In total majoritarian systems are not to a large degree impartial as they favour parties with concentrated support and centralised views therefore the systems can be seen as prejudiced. Each candidate is treated to the same voting system however so in this way they can been seen to be to a limited degree impartial. The degree of fairness in majoritarian systems, however, is a little more difficult to examine. Although the systems work in accordance with the rules (for example for FPTP there is only vote done through a secret ballot and ministers are elected by having the most number of votes than any other candidate) it does not necessarily mean that the rules themselves are just. One such example is that not every person in Britain is entitled to a vote. Those under the age of 18 and others like asylum seekers and workers who are migrating to Britain from the ten new EU countries do not have the ability to vote, which some argue is to a very large degree unfair.
88888888888888888888888
The degree of impartiality and fairness of PR is a complicated matter due to the variables of each system.
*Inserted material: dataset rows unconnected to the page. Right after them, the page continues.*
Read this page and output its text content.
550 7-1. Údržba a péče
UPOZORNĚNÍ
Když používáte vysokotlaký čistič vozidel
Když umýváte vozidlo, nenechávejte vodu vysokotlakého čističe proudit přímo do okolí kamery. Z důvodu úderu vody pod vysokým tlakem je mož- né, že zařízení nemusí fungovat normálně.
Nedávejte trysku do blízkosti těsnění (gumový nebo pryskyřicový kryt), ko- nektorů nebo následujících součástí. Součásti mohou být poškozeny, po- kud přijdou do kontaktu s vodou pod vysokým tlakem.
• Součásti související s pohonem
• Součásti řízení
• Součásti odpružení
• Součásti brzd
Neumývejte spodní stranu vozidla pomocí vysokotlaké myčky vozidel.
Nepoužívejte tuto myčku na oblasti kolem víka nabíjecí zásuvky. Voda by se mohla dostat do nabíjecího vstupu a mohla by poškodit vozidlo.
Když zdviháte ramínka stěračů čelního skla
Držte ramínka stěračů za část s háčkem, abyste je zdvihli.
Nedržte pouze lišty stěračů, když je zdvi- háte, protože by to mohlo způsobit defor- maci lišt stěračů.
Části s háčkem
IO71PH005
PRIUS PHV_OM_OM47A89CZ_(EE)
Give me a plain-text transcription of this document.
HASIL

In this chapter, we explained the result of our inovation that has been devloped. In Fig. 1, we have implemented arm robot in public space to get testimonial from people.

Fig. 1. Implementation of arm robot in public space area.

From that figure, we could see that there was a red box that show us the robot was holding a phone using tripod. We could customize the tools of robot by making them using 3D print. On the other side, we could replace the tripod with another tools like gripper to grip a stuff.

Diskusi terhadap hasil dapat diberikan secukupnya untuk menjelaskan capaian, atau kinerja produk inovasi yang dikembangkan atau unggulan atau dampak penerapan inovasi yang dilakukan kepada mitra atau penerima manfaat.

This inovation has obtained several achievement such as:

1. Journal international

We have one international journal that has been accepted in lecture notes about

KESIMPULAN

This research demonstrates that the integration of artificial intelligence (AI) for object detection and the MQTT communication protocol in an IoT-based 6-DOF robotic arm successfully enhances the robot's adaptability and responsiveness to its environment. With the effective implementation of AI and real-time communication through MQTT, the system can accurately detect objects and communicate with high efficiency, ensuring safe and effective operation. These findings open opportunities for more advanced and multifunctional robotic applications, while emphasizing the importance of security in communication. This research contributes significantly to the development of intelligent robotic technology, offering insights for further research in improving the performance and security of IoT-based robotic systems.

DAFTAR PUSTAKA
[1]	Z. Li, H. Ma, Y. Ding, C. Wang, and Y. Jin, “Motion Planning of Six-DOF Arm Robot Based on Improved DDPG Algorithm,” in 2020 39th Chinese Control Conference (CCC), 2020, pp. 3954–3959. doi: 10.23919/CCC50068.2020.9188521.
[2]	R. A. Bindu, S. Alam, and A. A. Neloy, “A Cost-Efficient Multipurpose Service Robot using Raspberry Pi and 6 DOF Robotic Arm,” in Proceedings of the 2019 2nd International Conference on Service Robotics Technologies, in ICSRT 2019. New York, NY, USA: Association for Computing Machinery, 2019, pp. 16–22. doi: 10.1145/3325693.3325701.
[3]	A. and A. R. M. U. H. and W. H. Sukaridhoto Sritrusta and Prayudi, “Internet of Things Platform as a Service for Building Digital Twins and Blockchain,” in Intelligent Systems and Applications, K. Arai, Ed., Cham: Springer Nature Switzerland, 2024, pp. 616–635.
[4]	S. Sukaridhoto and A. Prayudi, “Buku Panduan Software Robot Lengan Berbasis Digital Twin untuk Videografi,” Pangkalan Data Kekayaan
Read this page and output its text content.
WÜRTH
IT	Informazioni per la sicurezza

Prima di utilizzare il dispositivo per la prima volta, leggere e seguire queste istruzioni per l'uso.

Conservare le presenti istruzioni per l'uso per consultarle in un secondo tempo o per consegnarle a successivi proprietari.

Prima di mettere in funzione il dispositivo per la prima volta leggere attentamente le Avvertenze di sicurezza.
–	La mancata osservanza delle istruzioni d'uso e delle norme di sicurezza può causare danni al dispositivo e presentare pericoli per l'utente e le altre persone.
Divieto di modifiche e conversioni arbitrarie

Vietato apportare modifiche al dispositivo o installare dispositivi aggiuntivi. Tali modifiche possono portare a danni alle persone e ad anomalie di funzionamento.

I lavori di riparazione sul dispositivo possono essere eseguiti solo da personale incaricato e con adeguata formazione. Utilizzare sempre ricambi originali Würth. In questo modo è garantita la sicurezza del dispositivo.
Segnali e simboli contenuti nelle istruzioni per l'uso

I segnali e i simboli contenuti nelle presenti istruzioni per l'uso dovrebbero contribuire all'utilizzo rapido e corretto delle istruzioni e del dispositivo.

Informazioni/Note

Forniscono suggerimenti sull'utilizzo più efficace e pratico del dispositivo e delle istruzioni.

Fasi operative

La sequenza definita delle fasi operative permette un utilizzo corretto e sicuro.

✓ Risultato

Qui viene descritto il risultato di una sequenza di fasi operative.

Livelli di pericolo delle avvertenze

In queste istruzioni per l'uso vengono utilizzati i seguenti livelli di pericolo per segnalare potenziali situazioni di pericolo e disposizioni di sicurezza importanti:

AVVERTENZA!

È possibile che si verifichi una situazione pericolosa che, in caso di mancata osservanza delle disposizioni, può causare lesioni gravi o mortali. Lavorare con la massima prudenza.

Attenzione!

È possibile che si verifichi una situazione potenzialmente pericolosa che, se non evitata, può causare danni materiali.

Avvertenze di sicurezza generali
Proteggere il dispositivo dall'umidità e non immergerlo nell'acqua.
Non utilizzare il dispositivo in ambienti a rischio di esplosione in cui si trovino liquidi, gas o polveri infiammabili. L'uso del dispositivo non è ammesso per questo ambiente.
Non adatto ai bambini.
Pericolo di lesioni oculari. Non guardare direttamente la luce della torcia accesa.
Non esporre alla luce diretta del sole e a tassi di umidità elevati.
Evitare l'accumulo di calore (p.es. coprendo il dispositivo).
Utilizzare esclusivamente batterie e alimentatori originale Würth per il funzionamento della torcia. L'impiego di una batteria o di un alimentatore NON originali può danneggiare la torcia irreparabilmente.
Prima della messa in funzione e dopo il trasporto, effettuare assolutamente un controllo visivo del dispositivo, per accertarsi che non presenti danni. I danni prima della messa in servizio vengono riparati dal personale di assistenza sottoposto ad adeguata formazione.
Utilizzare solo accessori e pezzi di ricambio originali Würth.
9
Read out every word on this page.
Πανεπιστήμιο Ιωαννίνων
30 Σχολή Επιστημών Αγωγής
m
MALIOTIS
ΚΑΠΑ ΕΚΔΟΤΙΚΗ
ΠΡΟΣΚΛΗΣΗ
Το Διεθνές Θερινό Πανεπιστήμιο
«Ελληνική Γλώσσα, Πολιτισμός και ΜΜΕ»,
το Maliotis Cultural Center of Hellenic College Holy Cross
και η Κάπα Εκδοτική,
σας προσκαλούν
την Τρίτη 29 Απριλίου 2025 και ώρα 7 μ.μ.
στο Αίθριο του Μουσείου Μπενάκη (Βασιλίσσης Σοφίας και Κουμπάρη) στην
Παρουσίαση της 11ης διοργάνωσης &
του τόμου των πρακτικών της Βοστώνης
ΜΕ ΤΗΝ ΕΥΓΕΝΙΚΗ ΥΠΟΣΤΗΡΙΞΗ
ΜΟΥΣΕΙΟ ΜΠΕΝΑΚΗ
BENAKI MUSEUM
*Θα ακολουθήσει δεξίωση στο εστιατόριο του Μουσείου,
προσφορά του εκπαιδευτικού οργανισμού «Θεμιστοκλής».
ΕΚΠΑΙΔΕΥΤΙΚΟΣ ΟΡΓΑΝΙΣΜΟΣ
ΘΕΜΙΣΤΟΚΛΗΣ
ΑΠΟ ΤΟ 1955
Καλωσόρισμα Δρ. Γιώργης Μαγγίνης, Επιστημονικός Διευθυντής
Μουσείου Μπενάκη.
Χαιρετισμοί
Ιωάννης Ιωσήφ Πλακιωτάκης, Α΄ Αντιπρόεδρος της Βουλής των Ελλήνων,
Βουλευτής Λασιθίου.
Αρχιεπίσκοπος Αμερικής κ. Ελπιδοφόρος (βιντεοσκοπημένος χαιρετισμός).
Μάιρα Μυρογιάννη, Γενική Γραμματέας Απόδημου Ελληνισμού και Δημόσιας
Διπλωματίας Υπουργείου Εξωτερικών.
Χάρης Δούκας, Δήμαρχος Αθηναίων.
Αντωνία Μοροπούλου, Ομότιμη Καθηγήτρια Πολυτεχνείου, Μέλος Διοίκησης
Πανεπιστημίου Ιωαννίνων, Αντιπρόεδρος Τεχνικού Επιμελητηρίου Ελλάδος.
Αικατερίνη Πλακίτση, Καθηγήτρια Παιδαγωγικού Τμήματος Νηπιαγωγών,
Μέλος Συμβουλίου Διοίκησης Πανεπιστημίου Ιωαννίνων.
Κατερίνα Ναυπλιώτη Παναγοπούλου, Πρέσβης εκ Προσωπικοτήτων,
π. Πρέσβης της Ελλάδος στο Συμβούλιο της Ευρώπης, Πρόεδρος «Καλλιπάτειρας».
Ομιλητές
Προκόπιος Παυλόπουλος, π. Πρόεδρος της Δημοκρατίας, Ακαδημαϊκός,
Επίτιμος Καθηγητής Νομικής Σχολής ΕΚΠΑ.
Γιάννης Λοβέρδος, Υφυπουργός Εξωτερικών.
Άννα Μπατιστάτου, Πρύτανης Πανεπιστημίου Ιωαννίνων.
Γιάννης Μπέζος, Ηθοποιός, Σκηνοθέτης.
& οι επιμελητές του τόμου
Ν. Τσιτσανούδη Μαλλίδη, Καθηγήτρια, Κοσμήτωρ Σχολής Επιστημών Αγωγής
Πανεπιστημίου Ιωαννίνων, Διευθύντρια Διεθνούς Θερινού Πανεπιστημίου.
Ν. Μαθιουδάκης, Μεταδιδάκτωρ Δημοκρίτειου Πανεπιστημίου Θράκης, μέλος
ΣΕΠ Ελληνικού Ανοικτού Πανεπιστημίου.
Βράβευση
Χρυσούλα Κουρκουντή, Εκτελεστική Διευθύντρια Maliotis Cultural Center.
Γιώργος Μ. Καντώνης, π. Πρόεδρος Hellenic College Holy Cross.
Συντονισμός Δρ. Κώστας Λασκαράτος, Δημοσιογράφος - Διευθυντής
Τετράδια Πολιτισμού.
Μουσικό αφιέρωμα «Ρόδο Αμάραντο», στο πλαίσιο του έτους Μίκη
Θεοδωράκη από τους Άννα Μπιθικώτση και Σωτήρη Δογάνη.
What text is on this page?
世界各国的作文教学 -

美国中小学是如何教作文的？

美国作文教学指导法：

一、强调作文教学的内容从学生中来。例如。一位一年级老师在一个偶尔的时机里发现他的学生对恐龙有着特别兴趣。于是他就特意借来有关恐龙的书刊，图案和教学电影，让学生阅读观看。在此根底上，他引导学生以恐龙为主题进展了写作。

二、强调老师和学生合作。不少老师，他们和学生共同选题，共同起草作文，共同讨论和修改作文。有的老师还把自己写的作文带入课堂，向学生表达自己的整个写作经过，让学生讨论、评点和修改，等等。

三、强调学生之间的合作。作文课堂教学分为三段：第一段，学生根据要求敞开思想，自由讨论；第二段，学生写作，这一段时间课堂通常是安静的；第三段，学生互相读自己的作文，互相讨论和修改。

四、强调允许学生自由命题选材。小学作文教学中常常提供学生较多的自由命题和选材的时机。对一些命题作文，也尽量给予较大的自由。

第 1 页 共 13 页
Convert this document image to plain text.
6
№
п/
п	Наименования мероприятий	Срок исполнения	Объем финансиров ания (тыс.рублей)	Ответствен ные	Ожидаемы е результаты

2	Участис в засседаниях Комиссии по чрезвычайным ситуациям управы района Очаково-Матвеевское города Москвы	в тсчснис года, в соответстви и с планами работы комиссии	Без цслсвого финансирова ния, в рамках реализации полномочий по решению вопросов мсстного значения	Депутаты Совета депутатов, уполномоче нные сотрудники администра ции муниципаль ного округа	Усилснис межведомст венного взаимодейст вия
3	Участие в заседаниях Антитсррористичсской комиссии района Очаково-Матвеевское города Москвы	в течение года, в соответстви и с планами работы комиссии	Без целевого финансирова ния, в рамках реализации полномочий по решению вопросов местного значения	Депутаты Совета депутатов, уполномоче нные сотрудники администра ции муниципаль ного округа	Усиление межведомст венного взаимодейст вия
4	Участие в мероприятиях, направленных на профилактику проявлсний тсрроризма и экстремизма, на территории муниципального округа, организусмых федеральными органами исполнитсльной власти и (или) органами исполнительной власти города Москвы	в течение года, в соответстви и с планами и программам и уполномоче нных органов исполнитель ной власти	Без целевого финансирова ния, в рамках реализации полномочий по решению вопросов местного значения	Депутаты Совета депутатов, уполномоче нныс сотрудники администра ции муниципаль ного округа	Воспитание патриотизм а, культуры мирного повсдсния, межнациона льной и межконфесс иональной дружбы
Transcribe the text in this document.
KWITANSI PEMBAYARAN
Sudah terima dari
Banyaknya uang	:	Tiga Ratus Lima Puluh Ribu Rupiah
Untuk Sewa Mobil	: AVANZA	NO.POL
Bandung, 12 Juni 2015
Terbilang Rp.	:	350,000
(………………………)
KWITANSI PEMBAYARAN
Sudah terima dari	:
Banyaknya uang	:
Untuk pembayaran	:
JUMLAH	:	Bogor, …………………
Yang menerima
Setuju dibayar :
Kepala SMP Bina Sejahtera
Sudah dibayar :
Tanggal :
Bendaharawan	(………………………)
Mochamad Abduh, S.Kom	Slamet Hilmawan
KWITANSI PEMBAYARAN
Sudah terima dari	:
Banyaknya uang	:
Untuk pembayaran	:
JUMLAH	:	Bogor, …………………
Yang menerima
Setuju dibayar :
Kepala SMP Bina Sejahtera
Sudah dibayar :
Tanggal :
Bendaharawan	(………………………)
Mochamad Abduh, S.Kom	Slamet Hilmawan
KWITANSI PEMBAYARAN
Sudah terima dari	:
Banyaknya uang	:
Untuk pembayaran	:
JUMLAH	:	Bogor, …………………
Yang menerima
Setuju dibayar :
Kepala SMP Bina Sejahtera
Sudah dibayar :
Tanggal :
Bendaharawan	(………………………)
While there are arguments for PR, there are also arguments against which must be considered in context of the systems impartiality and fairness. Sartori states ‘The major factor in establishing the proportionality or disproportionality of PR is the size of the constituency- where ‘size’ is measured by the number of members that each district elects.’ (Sartori 2004: 8) This is one of the reasons why Lord Jenkins included a Top-up system in the new electoral system. While the AV voting system was used, which is considered even more unproportional than FPTP (had it been used in the 1997 and 2001 British General Elections the outcome would have been even less proportional) the top-up helps to balance out the ratios between % of seats to % of votes. For example in the Scottish Parliament elections of 1999 the Conservatives received 14% of the vote and 15.5 % of the votes under AMS. Had FPTP been used, however, the Conservatives would have failed to win any seats. The top-up MP’s also means that more views can be represented in parliament and fewer of the electorate’s votes are wasted. Another advantage of using PR systems is that, unlike with majoritarian systems, PR systems give representation to minor parties who do not have concentrated support. Fr example in the European Parliament election of 1999 the UK Independent party received two seats under the Closed Party List system where as in the previous election they had received none. Pluralism is thus, in this way, increased as more parties are represented giving a broader cross section of views. For example in the London Assembly elections of 2000 the Green Party received 12% of the seats. While it is possible under PR systems for one party to have a majority coalitions are usually generated and this can be considered a ‘good thing’. This is because they mean a range of views are represented in government, while at the same time it gives minor parties experience in government and as over 50% of the electorate have voted for those in government it gives the government greater legitimacy and authority to rule. In February of 2000 a coalition was created between Labour and the Liberal Democrats for the Welsh Assembly.